Burst credits of t2 EC2 instances need monitoring

EC2 is one of the fundamental services on AWS. If you are not 100% Serverless, your application health depends on the health of your EC2 instances. When I do AWS architecture reviews for our clients, I check that CPU burst capacity is monitored for EC2 instances of type t2. A widespread mistake is that credits of burstable EC2 instances (t2 family) are not monitored. If your burstable EC2 instance runs out of credits, the performance drops by 70-95%.

t2 performance can drop by 95%! Are you prepared?

Why are t2 instances special?

Let’s look at the t2.large in more detail. Your baseline performance is 0.6 vCPU (70% performance drop) while you can burst up to 2 vCPUs as long as you have credits. But the baseline can be much worse. Let’s look at the t2.nano, the cheapest instance type. Your baseline is 0.05 vCPU (95% performance drop) while you can burst up to 1 vCPU. The following table shows the information for all t2 instance types.

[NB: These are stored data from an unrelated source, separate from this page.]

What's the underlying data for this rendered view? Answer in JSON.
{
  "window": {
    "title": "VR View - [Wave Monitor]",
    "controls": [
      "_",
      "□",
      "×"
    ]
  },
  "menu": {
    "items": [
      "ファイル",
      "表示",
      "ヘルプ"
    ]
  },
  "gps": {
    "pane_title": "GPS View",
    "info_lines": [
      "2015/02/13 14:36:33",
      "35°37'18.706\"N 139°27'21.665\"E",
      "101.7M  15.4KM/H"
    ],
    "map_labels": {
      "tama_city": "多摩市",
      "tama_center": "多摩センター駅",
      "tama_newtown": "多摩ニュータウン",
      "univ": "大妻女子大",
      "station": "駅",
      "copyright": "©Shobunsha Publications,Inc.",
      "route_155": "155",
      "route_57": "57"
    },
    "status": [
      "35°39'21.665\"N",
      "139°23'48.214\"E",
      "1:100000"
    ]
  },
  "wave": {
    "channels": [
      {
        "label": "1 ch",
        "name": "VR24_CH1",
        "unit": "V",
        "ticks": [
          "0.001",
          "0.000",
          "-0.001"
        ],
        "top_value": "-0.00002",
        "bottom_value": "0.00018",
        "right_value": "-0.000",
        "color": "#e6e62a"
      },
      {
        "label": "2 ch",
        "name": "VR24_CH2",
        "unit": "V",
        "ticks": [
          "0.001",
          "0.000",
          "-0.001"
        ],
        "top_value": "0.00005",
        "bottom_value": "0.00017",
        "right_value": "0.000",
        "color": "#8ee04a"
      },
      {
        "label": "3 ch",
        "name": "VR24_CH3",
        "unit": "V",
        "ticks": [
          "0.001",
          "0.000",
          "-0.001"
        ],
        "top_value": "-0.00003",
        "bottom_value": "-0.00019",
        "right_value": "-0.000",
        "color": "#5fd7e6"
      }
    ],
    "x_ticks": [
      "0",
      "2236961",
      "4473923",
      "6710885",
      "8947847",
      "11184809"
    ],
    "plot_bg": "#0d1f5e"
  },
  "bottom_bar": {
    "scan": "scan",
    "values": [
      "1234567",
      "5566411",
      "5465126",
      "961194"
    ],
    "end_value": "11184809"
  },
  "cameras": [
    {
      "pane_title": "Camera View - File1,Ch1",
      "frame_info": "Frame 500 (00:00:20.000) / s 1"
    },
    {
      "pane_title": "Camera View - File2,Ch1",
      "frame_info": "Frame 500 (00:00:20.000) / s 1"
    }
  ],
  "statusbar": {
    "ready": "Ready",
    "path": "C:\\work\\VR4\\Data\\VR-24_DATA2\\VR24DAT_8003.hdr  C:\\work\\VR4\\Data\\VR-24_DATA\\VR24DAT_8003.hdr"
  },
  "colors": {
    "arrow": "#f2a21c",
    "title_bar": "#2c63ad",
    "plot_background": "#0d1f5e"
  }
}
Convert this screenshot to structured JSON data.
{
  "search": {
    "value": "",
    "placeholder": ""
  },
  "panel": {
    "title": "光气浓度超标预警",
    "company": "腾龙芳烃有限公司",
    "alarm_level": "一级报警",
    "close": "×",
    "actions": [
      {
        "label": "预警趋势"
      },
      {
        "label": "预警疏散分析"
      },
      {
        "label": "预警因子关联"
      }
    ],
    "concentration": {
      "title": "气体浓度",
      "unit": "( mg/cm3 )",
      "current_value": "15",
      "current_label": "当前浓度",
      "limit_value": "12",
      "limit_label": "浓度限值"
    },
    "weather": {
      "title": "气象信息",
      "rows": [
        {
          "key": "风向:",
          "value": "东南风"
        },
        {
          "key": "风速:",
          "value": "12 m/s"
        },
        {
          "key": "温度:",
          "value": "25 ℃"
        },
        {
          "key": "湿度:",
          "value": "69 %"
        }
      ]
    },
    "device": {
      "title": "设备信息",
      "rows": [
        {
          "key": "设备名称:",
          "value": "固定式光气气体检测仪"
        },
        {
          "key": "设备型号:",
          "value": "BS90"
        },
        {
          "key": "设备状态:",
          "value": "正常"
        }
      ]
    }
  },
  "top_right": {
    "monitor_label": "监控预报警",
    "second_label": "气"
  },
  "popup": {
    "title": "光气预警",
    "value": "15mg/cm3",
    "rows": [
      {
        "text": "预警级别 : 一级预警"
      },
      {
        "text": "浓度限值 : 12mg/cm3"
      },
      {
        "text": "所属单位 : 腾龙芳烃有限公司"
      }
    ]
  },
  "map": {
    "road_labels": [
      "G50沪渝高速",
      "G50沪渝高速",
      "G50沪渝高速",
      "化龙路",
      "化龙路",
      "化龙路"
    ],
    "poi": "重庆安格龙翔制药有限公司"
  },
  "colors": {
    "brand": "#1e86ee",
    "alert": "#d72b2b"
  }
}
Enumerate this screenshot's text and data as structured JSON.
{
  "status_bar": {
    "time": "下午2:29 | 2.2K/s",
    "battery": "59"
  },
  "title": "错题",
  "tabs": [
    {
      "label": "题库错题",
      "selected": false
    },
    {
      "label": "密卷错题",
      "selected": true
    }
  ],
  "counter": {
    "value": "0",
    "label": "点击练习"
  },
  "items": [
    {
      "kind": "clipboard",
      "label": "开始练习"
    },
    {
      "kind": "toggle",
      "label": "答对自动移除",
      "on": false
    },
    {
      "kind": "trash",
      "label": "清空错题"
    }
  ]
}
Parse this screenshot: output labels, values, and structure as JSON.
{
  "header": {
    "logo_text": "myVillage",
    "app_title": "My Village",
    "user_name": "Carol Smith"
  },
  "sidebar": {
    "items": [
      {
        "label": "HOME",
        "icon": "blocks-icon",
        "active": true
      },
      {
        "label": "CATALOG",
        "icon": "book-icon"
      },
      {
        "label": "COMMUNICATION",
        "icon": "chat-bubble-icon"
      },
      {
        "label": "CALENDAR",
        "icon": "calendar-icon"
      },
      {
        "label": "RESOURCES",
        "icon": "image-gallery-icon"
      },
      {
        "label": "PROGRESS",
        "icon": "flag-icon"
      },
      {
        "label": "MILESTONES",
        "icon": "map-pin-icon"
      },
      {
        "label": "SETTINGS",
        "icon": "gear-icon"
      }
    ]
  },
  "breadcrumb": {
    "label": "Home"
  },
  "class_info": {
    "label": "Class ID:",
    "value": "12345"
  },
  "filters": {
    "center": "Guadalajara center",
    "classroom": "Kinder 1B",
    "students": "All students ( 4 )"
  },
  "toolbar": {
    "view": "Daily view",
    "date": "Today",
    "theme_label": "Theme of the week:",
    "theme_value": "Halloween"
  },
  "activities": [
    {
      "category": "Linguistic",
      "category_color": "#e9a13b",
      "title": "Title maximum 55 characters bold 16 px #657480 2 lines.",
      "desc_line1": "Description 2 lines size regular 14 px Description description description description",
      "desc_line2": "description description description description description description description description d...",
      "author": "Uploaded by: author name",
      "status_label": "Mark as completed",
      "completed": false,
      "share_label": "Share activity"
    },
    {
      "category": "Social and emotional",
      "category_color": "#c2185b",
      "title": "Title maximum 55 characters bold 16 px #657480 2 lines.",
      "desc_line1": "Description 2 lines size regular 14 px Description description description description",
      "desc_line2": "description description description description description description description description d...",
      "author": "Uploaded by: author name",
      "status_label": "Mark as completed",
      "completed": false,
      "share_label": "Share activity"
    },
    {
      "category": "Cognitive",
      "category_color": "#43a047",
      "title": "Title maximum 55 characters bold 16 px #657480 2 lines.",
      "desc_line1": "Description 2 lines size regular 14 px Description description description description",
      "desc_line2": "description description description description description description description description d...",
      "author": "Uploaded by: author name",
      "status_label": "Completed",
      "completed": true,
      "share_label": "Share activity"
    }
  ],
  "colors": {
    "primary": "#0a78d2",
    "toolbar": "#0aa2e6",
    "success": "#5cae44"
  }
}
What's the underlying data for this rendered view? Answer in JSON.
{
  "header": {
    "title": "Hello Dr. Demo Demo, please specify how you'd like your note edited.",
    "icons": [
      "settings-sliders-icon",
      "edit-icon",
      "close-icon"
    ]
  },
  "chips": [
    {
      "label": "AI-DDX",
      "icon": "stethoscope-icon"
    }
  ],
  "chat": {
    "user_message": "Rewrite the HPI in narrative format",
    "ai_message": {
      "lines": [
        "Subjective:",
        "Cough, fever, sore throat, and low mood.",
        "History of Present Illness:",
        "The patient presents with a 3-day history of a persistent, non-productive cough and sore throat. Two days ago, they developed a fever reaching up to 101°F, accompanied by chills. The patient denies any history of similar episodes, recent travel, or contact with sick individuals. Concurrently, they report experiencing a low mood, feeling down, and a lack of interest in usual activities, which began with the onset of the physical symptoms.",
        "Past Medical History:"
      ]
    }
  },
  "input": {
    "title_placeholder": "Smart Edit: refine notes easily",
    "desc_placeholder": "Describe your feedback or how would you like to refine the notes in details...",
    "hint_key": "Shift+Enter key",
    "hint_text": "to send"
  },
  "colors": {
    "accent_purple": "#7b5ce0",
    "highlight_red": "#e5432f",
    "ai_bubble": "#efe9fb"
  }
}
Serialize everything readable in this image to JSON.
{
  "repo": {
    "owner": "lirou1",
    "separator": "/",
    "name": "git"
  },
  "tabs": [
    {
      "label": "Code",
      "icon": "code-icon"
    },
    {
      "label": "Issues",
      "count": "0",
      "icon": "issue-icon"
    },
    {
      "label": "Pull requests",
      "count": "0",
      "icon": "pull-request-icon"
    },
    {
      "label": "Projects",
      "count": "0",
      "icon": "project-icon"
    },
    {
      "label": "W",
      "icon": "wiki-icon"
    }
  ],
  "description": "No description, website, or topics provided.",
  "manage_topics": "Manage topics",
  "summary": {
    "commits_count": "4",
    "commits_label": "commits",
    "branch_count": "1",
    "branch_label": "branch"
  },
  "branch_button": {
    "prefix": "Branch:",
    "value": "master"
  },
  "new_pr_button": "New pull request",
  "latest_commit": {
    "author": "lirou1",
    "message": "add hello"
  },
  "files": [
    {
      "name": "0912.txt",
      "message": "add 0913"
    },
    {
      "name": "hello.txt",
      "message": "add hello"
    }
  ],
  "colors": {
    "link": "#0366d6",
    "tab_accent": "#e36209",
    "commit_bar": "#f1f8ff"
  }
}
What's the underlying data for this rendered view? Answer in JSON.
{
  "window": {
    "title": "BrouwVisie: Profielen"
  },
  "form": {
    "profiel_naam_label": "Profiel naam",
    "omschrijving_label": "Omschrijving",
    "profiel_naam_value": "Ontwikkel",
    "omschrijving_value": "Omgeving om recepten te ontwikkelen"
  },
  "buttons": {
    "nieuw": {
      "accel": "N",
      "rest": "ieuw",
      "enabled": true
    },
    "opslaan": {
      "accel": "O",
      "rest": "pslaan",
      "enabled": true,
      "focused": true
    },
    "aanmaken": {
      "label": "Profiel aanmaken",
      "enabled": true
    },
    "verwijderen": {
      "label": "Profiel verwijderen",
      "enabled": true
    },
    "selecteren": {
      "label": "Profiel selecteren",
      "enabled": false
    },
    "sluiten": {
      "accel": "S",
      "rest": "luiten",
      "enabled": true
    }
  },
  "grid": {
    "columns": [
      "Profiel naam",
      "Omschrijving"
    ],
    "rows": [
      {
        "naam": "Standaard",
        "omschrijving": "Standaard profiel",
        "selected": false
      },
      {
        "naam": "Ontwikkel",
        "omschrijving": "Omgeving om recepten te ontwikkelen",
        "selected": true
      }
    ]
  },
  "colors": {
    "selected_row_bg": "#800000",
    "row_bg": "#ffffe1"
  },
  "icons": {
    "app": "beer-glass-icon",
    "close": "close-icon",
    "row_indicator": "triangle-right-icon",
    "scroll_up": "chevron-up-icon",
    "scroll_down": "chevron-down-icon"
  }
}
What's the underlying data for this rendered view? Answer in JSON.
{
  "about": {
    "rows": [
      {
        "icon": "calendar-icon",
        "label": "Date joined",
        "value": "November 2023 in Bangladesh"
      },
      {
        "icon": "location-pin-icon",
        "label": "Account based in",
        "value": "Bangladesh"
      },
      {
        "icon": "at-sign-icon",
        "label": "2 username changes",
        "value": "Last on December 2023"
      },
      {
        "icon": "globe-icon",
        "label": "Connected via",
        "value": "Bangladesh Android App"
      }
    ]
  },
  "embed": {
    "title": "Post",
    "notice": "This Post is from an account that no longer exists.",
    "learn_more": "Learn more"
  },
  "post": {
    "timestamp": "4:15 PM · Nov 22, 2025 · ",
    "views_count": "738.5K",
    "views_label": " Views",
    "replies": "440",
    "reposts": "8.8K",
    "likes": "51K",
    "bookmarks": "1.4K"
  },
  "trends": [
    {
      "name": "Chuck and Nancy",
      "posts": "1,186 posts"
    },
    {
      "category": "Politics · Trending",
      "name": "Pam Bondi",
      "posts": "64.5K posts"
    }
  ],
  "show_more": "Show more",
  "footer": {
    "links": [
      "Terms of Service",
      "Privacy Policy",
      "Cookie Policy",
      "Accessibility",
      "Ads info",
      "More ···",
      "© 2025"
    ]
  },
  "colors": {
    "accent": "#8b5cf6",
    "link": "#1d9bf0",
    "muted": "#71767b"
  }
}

instance type performance drop baseline vCPUs maximum vCPUs
t2.nano 95% 0.05 1
t2.micro 90% 0.10 1
t2.small 80% 0.20 1
t2.medium 80% 0.40 2
t2.large 70% 0.60 2
t2.xlarge 77.5% 0.90 4
t2.2xlarge 83.1% 1.35 8

Why does this matter?

Your t2 instance only consumes credits if your application requires more than the baseline performance. This means that you can only run out of credits if your instance is bursting. In other words, credits are only consumed if your application needs performance.

Now imagine what happens if the t2 instance is no longer able to burst and drops to the baseline from one second to the other. This is precisely what happens if you run out of burst credits. In other words, performance drops by up to 95% from one second to the other. This will have a significant impact on your application. Most likely, the application will not be responsive anymore.

How can you avoid the performance drop?

First of all, your t2 instances are earning credits while not bursting. For Example, a t2.large earns 36 credits per hour. One CPU credit is equal to one vCPU running at 100% utilization for one minute. As long as you don’t run out of credits, performance will not drop to the baseline. But how do you know? First, each t2 EC2 instance publishes the CPUCreditBalance metric to CloudWatch. The metric reports the remaining CPU credits available. Second, you can define a CloudWatch Alarm that continuously monitors the CPUCreditBalance metric. As soon as you run out of credits, an alert is triggered and you can react. E.g., increase capacity or reschedule work.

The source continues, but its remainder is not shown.